Ubud is said to be the kind of place that will either embrace you or “spit you out”. It draws you in with it’s quiet charm and the warm smile of its inhabitants, or it revolts your senses with its dirty roads, potholes, unfinished buildings and the swarm of tourists looking for a bargain.
My first and until now only visit to Bali was 22 years ago, and the only place that I carried fond memories of was Ubud. An almost forgotten infatuation now rekindled. You can have your Kuta and your Semaniak, for me Bali is Ubud and Ubud has embraced me in return.
By that I don’t mean the Ubud Palace or the Monkey Forrest, nor the endless shops that all seem to be selling the same clothes and artifacts. Ubud is the narrow lane-ways that connect the myriad of bungalows, unassuming houses and random temples. The tiny studios with the resident artists sitting cross-legged on the floor patiently painting, carving or weaving, oblivious to the outside world, the heat and humidity. Ubud is all the little warungs – restaurants – tucked away in the most unlikely corners with more or less identical menus of home cooked delicacies.
Ubud is also full of surprises, from “my” local Mexican restaurant with their quite unique take on Tacos and a house band playing Pink Floyd as if they had studied for years under the tutelage of David Gilmour. It is the Buddha Bar run by young Terrance from Perth with a natural flair for hospitality and making everyone feel special, whilst making sure he has the protection of the local “mafia” man; a portly youngster wearing only black, hair slicked back and a perennial smile on his face, with just the slightest hint of menace, shaking your hand for half a second longer than needed, all in perfect contrast to the colourful beads on his necklace and wristbands.
Terrance is just one of so many stories of the people you meet in what is quite a cosmopolitan melting pot.
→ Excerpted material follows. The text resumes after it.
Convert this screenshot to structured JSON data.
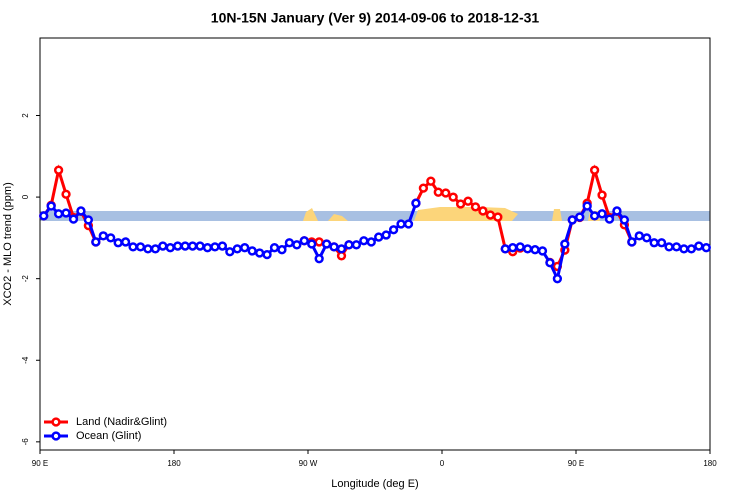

From artists just wanting to escape the often oppressive and unforgiving arts scene of Sydney, writers who wants to live here cheaply just to concentrate on their writing, retirees who come here to relax and then end up returning again and again, until one day they discover that they are no longer visiting here; Melbourne, Amsterdam or London have gone from being where they live to the places they visit occasionally. I even ran into an elderly lady from Oslo who came here on holidays 17 years ago and just decided to stay.
But Ubud is also a haven for young, energetic entrepreneurs from all over the world, over-crowding the many co-working spaces, dreaming up new ideas for bitcoins, creating the next “Uber” or just taking advantage of cheap accommodation, the warm climate and the sheer creative, yet so relaxed feel of the place. So relaxed that it surely has more yoga studios per capita than anywhere else.
There are also semi-retired investment bankers who has realised that Bali is a lot closer to Singapore than Australia is, a lot cheaper, too, so actually a great hub for deal-making anywhere in the world. And in addition to the warungs some of the worlds best chefs are coming here to recreate their culinary master-pieces with a local flavour.
And amongst all of this opportunity, diversity and ambition are the people of Ubud. With their quiet ways, always smiling, genuinely helpful, honestly labouring, slowly, with plenty of rest, knowing full well that the humidity and heat is not conducive to being in a hurry. And it is contagious. You come to Ubud and you just automatically slow down. Breakfast arrives when it does, not when you ordered it, but that’s OK. Despite my efforts at scheduling my activities I soon realised that every day in Ubud has its own rhythm. The locals organise their life around the many religious ceremonies and preparing for them. Ceremonial dress is worn almost as regularly as the traditional sarong, adding colour and a sense of celebration to their daily life.
One of the many little things I got to appreciate was the daily offerings to the various Hindu Gods, tiny baskets of banana leaves filled with a bit of fruit or left-over vegetables and decorated with flowers, placed on the ground or on specially made tiny bamboo stick “cages”, accompanied by incense sticks. The smell of incense is the aroma of Bali as much as the gentle swoosh of the Sapu broom is its defining sound.
That is if you choose to ignore (as I did) the traffic, the hootin’ and tootin’ of the scoobis (scooters) and little “people mover” style cars. The scooter outnumbers cars by a big margin and the narrow roads are full of them. If you are in a car they’ll overtake you on the left or on the right, they’ll block you at the intersection through sheer force of numbers. Whatever road rules exist here nobody seems to take them too seriously. Drive without a helmet with a sleeping baby over the shoulder and the dog between the legs, shopping bags hanging off the handlebars, one hand on the accelerator, the other on the mobile phone held to the ear, no worries.
So no rules, then. But also no road-rage. No one finger salutes, no ugly stares if someone cuts you off, the Balinese way of going about your own business with a smile applies to the road, too. Which is why it is easy to not get annoyed by any of it. Same with the potholes, the debris on the road, the pavement blocked by parked cars or a bunch of men playing cards in their lunch hour. It is all part of the tapestry that makes Ubud a place of relaxed serenity.
It is all part of the embrace. Thank you, I will be back.